Here I would make a distinction between the desire for attention/celebrity and the desire for fame in a stricter sense. The desire for fame per se seems different from the desire for attention, in that it can and often is driven by no desire for attention or celebrity more generally. For example, a scholar of an obscure subject — for example, a branch of pure mathematics — naturally desires to be recognized for the importance and value of his work on that subject, but may have no real desire for any recognition from anyone beyond the tiny circle of people — that might only number in the hundreds or even dozens worldwide — who also care passionately about that particular subject. Poets, jazz musicians, avant garde artists of various types etc. may well desire fame in this limited sense while not really caring at all about celebrity in the wider world.
The desire for celebrity has no such limitations. Attention junkies want literally everyone in the world to know about them, to at all times care about them in the sense of caring about what they’re doing or saying, and to be obsessed with them to the same essentially unlimited extent that they are obsessed with themselves.
To pick the most obvious example in the known universe, is there the slightest doubt that if Donald Trump were offered a deal by authorities by which, in exchange for not being subject to any criminal or civil prosecution for his countless misdeeds, he would withdraw from public life he would refuse that offer? The odds he would take such a deal are precisely zero, because Donald Trump is above all an attention junkie.

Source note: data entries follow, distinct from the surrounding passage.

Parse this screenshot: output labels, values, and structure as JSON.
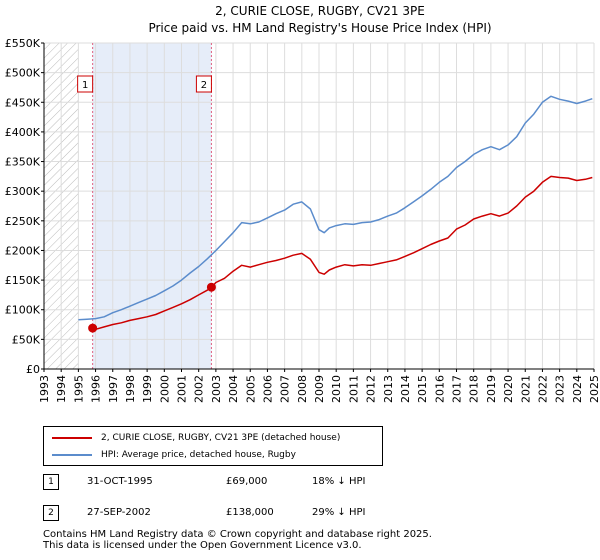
{
  "chart_data": {
    "type": "line",
    "title": "2, CURIE CLOSE, RUGBY, CV21 3PE",
    "subtitle": "Price paid vs. HM Land Registry's House Price Index (HPI)",
    "xlim": [
      1993,
      2025
    ],
    "ylim": [
      0,
      550000
    ],
    "x_ticks": [
      "1993",
      "1994",
      "1995",
      "1996",
      "1997",
      "1998",
      "1999",
      "2000",
      "2001",
      "2002",
      "2003",
      "2004",
      "2005",
      "2006",
      "2007",
      "2008",
      "2009",
      "2010",
      "2011",
      "2012",
      "2013",
      "2014",
      "2015",
      "2016",
      "2017",
      "2018",
      "2019",
      "2020",
      "2021",
      "2022",
      "2023",
      "2024",
      "2025"
    ],
    "y_ticks": [
      {
        "value": 0,
        "label": "£0"
      },
      {
        "value": 50000,
        "label": "£50K"
      },
      {
        "value": 100000,
        "label": "£100K"
      },
      {
        "value": 150000,
        "label": "£150K"
      },
      {
        "value": 200000,
        "label": "£200K"
      },
      {
        "value": 250000,
        "label": "£250K"
      },
      {
        "value": 300000,
        "label": "£300K"
      },
      {
        "value": 350000,
        "label": "£350K"
      },
      {
        "value": 400000,
        "label": "£400K"
      },
      {
        "value": 450000,
        "label": "£450K"
      },
      {
        "value": 500000,
        "label": "£500K"
      },
      {
        "value": 550000,
        "label": "£550K"
      }
    ],
    "grid": true,
    "hatched_ranges": [
      [
        1993,
        1995
      ]
    ],
    "shaded_ranges": [
      [
        1995.83,
        2002.74
      ]
    ],
    "series": [
      {
        "name": "2, CURIE CLOSE, RUGBY, CV21 3PE (detached house)",
        "color": "#cc0000",
        "x": [
          1995.83,
          1996.0,
          1996.5,
          1997.0,
          1997.5,
          1998.0,
          1998.5,
          1999.0,
          1999.5,
          2000.0,
          2000.5,
          2001.0,
          2001.5,
          2002.0,
          2002.5,
          2002.74,
          2003.0,
          2003.5,
          2004.0,
          2004.5,
          2005.0,
          2005.5,
          2006.0,
          2006.5,
          2007.0,
          2007.5,
          2008.0,
          2008.5,
          2009.0,
          2009.3,
          2009.6,
          2010.0,
          2010.5,
          2011.0,
          2011.5,
          2012.0,
          2012.5,
          2013.0,
          2013.5,
          2014.0,
          2014.5,
          2015.0,
          2015.5,
          2016.0,
          2016.5,
          2017.0,
          2017.5,
          2018.0,
          2018.5,
          2019.0,
          2019.5,
          2020.0,
          2020.5,
          2021.0,
          2021.5,
          2022.0,
          2022.5,
          2023.0,
          2023.5,
          2024.0,
          2024.5,
          2024.9
        ],
        "values": [
          69000,
          67000,
          71000,
          75000,
          78000,
          82000,
          85000,
          88000,
          92000,
          98000,
          104000,
          110000,
          117000,
          125000,
          133000,
          138000,
          146000,
          153000,
          165000,
          175000,
          172000,
          176000,
          180000,
          183000,
          187000,
          192000,
          195000,
          185000,
          163000,
          160000,
          167000,
          172000,
          176000,
          174000,
          176000,
          175000,
          178000,
          181000,
          184000,
          190000,
          196000,
          203000,
          210000,
          216000,
          221000,
          236000,
          243000,
          253000,
          258000,
          262000,
          258000,
          263000,
          275000,
          290000,
          300000,
          315000,
          325000,
          323000,
          322000,
          318000,
          320000,
          323000
        ]
      },
      {
        "name": "HPI: Average price, detached house, Rugby",
        "color": "#5b8ccc",
        "x": [
          1995.0,
          1995.5,
          1996.0,
          1996.5,
          1997.0,
          1997.5,
          1998.0,
          1998.5,
          1999.0,
          1999.5,
          2000.0,
          2000.5,
          2001.0,
          2001.5,
          2002.0,
          2002.5,
          2003.0,
          2003.5,
          2004.0,
          2004.5,
          2005.0,
          2005.5,
          2006.0,
          2006.5,
          2007.0,
          2007.5,
          2008.0,
          2008.5,
          2009.0,
          2009.3,
          2009.6,
          2010.0,
          2010.5,
          2011.0,
          2011.5,
          2012.0,
          2012.5,
          2013.0,
          2013.5,
          2014.0,
          2014.5,
          2015.0,
          2015.5,
          2016.0,
          2016.5,
          2017.0,
          2017.5,
          2018.0,
          2018.5,
          2019.0,
          2019.5,
          2020.0,
          2020.5,
          2021.0,
          2021.5,
          2022.0,
          2022.5,
          2023.0,
          2023.5,
          2024.0,
          2024.5,
          2024.9
        ],
        "values": [
          83000,
          84000,
          85000,
          88000,
          95000,
          100000,
          106000,
          112000,
          118000,
          124000,
          132000,
          140000,
          150000,
          162000,
          173000,
          186000,
          200000,
          215000,
          230000,
          247000,
          245000,
          248000,
          255000,
          262000,
          268000,
          278000,
          282000,
          270000,
          235000,
          230000,
          238000,
          242000,
          245000,
          244000,
          247000,
          248000,
          252000,
          258000,
          263000,
          272000,
          282000,
          292000,
          303000,
          315000,
          325000,
          340000,
          350000,
          362000,
          370000,
          375000,
          370000,
          378000,
          392000,
          415000,
          430000,
          450000,
          460000,
          455000,
          452000,
          448000,
          452000,
          456000
        ]
      }
    ],
    "sales": [
      {
        "id": "1",
        "x": 1995.83,
        "value": 69000
      },
      {
        "id": "2",
        "x": 2002.74,
        "value": 138000
      }
    ]
  },
  "legend": {
    "items": [
      {
        "label": "2, CURIE CLOSE, RUGBY, CV21 3PE (detached house)",
        "color": "#cc0000"
      },
      {
        "label": "HPI: Average price, detached house, Rugby",
        "color": "#5b8ccc"
      }
    ]
  },
  "sales_table": [
    {
      "id": "1",
      "date": "31-OCT-1995",
      "price": "£69,000",
      "hpi": "18% ↓ HPI"
    },
    {
      "id": "2",
      "date": "27-SEP-2002",
      "price": "£138,000",
      "hpi": "29% ↓ HPI"
    }
  ],
  "footer": {
    "line1": "Contains HM Land Registry data © Crown copyright and database right 2025.",
    "line2": "This data is licensed under the Open Government Licence v3.0."
  }
}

We now live in a world of little Trumps, thanks in no small part to the ways in which social media have exacerbated what was already a wildly narcissistic culture. As a writer I’m acutely aware how the desire for attention/celebrity can have a distorting effect on one’s work, in ways that are ultimately even more insidious than the traditional temptations offered by money (Moliere: “Writing is like prostitution. At first you do it for love, then for a few select friends, and in the end for money.”). But the phenomenon is very general and very dangerous, and deserves more attention from social critics of every kind.